Ultrasound uses sound waves to be able to see inside organs and to evaluate their size, shape, and texture. The texture and measurement of organs can help diagnose diseases such as inflammatory bowel disease.  Ultrasound also allows the doctor to look for the presence of masses that may indicate cancer; free fluid in the abdomen; and to see inside the bladder to look for bladder stones. An abdominal ultrasound exam is indicated to evaluate cats with abdominal symptoms such as vomiting, diarrhea, straining to urinate or urinating blood. This test can also be helpful in cases of unexplained fever, loss of appetite or weight loss. An abdominal ultrasound exam is often done if an x-ray, blood tests, or physical examination indicate a problem with an abdominal organ such as the liver, kidneys, or pancreas.

What happens when your cat has an abdominal ultrasound exam performed?
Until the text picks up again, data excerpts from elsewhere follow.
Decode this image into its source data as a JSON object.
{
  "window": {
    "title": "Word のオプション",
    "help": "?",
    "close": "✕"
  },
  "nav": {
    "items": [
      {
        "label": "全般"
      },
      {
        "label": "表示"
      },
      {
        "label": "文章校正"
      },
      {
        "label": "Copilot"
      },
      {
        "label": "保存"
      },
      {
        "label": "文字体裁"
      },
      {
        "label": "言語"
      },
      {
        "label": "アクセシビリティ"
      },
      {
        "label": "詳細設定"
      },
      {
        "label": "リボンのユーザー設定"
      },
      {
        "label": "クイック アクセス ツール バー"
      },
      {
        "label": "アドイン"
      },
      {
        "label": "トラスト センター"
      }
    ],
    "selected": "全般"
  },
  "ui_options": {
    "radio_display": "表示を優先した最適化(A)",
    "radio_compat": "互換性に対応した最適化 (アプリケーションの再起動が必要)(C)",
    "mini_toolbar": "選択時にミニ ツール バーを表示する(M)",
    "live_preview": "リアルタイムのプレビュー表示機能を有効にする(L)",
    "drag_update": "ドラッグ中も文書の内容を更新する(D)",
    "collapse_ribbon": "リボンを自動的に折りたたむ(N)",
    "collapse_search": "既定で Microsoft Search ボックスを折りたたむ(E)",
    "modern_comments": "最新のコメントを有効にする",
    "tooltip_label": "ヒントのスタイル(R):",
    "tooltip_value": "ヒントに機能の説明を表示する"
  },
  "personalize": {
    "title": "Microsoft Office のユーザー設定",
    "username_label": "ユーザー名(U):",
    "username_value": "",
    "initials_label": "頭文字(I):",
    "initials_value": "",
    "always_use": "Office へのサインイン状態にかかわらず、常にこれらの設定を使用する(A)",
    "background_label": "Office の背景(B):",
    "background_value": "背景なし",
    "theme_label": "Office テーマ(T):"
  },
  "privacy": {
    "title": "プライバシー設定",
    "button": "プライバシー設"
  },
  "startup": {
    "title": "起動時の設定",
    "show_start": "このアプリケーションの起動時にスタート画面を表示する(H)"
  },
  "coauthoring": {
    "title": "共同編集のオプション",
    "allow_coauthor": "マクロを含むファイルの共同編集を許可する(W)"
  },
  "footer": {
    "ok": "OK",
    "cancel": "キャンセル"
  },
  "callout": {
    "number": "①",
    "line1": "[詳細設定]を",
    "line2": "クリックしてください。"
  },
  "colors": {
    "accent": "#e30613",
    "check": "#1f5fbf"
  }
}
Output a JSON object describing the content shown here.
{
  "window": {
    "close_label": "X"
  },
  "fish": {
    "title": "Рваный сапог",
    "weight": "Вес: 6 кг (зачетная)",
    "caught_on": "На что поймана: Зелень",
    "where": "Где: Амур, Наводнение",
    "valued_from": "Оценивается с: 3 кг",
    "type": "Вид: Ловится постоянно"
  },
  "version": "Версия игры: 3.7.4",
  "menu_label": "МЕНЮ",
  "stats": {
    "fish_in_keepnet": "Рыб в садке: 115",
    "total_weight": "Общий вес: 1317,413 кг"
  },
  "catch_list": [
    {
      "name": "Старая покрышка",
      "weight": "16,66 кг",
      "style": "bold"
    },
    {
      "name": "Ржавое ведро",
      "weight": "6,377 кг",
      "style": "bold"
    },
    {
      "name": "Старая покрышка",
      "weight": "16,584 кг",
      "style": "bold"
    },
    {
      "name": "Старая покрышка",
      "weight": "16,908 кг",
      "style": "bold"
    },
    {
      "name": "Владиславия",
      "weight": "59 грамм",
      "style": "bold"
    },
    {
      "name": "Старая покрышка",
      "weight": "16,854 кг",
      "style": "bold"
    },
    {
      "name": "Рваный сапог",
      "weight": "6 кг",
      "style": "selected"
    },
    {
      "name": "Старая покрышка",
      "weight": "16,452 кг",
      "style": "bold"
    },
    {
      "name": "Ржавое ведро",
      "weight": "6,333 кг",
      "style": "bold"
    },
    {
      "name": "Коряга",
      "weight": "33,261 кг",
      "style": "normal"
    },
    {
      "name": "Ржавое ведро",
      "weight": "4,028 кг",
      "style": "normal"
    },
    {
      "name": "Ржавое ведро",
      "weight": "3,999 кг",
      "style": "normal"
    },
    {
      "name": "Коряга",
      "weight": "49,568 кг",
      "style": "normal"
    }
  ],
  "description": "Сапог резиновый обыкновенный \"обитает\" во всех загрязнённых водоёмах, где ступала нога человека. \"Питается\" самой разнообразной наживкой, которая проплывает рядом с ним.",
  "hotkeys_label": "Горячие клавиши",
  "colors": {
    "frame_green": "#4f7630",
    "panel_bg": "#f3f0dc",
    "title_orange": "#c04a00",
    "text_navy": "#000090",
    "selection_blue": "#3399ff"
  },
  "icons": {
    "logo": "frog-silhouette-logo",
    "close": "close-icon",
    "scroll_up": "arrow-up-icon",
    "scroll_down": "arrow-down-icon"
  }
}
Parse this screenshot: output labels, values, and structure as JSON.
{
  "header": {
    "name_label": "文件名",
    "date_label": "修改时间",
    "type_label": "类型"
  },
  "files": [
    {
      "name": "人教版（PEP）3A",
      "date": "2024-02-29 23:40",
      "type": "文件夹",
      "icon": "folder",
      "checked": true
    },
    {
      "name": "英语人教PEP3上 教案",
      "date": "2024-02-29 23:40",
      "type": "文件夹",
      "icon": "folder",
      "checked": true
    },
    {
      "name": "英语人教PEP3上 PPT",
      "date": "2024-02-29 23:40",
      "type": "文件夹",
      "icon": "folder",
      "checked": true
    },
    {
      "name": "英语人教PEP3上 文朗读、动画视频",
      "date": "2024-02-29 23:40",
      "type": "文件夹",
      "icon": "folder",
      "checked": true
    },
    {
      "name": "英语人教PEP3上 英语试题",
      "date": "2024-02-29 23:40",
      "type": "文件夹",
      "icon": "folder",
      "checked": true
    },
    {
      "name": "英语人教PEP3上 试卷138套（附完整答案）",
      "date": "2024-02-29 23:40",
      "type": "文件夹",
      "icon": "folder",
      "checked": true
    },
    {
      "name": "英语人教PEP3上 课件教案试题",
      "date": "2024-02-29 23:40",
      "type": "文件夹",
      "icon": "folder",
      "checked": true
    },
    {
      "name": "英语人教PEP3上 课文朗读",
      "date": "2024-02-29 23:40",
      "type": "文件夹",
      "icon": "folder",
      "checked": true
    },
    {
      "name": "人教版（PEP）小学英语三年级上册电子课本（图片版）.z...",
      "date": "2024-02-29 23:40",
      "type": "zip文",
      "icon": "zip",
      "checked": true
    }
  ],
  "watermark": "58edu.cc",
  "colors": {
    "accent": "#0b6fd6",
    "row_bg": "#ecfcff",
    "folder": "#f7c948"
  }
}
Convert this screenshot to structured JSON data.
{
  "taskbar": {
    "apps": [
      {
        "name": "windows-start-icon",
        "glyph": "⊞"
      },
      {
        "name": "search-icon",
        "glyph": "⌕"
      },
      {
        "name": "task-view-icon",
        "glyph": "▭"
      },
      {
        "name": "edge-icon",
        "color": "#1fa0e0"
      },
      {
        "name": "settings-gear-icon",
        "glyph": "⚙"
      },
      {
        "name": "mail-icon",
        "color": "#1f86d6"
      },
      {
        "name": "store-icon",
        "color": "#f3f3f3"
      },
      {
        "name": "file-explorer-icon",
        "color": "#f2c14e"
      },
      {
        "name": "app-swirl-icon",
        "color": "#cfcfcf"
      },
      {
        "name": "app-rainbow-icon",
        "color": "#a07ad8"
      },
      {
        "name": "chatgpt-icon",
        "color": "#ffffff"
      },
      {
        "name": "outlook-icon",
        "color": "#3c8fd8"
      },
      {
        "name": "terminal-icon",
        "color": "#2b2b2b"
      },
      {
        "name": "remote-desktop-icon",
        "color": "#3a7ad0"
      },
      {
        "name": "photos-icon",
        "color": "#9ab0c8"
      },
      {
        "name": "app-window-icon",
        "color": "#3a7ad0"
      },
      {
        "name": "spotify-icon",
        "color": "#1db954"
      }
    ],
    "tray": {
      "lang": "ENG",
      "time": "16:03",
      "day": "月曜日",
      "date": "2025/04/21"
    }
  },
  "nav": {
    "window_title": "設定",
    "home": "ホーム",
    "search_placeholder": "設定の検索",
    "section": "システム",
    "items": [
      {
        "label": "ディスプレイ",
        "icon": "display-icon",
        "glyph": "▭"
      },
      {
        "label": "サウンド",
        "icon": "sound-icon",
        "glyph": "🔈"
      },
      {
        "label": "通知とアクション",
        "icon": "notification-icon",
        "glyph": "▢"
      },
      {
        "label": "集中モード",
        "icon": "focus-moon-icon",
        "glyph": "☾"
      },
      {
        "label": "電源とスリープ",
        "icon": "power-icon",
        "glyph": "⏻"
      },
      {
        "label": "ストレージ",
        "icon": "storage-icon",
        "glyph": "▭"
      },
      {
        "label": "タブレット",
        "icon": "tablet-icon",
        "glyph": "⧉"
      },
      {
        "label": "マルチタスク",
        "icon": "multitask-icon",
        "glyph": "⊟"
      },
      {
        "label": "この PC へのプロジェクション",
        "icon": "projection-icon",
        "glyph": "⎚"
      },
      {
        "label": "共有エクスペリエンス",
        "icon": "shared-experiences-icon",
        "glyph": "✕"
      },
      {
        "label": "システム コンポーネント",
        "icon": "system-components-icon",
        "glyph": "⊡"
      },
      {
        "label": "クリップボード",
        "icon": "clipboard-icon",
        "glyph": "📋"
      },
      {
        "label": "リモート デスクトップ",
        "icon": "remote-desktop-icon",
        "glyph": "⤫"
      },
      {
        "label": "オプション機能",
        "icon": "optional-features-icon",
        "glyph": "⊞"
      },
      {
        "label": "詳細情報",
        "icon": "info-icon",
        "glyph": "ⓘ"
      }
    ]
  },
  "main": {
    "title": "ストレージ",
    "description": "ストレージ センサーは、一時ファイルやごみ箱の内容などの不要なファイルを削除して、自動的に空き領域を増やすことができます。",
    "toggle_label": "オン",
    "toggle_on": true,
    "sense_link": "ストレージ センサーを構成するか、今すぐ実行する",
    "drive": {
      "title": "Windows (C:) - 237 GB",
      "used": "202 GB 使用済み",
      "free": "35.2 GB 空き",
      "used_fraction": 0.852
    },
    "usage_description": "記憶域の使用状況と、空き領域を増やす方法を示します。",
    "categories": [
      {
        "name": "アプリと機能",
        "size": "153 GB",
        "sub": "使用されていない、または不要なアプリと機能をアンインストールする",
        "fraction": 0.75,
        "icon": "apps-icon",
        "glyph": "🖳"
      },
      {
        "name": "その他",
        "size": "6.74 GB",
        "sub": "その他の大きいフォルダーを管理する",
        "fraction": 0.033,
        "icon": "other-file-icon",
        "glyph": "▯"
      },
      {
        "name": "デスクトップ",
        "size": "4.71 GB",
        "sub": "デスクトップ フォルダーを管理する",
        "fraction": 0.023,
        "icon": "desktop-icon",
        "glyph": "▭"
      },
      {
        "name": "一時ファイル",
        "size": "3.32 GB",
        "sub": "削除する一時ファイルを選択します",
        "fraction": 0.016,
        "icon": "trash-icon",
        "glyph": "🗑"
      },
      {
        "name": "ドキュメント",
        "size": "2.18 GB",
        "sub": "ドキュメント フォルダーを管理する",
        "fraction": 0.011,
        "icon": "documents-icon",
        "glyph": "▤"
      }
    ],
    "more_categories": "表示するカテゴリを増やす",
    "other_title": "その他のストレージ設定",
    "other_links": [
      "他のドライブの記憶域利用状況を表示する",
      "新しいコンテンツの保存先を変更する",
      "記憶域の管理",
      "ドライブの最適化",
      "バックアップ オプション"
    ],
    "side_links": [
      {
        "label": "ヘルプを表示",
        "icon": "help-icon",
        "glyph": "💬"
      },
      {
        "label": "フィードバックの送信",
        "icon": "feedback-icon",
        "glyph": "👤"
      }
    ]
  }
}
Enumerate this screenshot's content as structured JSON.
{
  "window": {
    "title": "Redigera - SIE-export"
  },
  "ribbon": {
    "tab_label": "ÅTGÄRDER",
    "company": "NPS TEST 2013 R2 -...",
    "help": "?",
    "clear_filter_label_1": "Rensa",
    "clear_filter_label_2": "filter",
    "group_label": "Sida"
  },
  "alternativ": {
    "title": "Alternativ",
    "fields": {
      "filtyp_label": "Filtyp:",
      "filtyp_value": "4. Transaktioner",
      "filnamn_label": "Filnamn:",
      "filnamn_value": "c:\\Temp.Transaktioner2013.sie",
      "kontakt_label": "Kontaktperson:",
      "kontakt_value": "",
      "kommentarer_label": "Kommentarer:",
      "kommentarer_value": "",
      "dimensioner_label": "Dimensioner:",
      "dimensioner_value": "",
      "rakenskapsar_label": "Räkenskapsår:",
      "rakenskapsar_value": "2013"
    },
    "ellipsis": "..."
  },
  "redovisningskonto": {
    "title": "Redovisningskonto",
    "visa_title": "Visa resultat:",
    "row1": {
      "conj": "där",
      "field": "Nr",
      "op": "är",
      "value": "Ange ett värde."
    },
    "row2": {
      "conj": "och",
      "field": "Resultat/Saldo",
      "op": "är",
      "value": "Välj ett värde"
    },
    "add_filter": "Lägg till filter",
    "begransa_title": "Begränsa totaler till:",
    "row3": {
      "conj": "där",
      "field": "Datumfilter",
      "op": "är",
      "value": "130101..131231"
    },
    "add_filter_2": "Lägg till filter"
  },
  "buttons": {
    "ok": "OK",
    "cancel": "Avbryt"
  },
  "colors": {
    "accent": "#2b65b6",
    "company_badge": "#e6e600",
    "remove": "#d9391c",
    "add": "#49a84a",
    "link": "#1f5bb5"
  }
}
When your kitty has an abdominal ultrasound, he/she will most likely need to spend part of the morning with us.  Your cat will need to be fasted, meaning no food for 8-12 hours prior to the exam. This is the hardest part for your kitty – no breakfast!  Water and medications are still OK. A small patch of fur will need to be shaved on your cat’s belly to allow good contact with the ultrasound probe and the skin.  The probe is the tool that emits the sound waves and receives the images. It looks like a stick with a rounded head attached to a cord.  Alcohol and ultrasound gel are applied to the skin to also allow good skin contact. Once the scan is finished, we will clean up your kitty so no residue remains.

During the scan, kitty will be placed on their back in our soft padded trough, to make things as comfortable as possible. Anesthesia is not needed, but very anxious cats may benefit from a mild sedative to help them relax and hold still. The scan takes about 20-30 minutes to complete. When the ultrasound exam is finished, your cat will be offered something yummy to eat as soon as possible!

Does ultrasound always give an answer to why your cat is sick?

Ultrasound is an excellent and safe diagnostic tool. However, as with all diagnostic tests, it is not 100% perfect.  Based on the scan, additional tests may be recommended. Sometimes we can’t find anything wrong, which might be a good thing.  And sometimes we need more information than just the ultrasound alone provides.  If we find a mass or fluid, we may have to draw a sample for cytology (evaluating the cells), or we may recommend endoscopy (actually looking inside the intestines with a special “scope”), and sometimes even surgery.

Obviously, your veterinarian’s evaluation of your cat’s health is the first step in trying to determine what’s wrong when things just aren’t right.  But hopefully if a feline abdominal ultrasound is suggested as a next step, you have a little understanding of how that can help.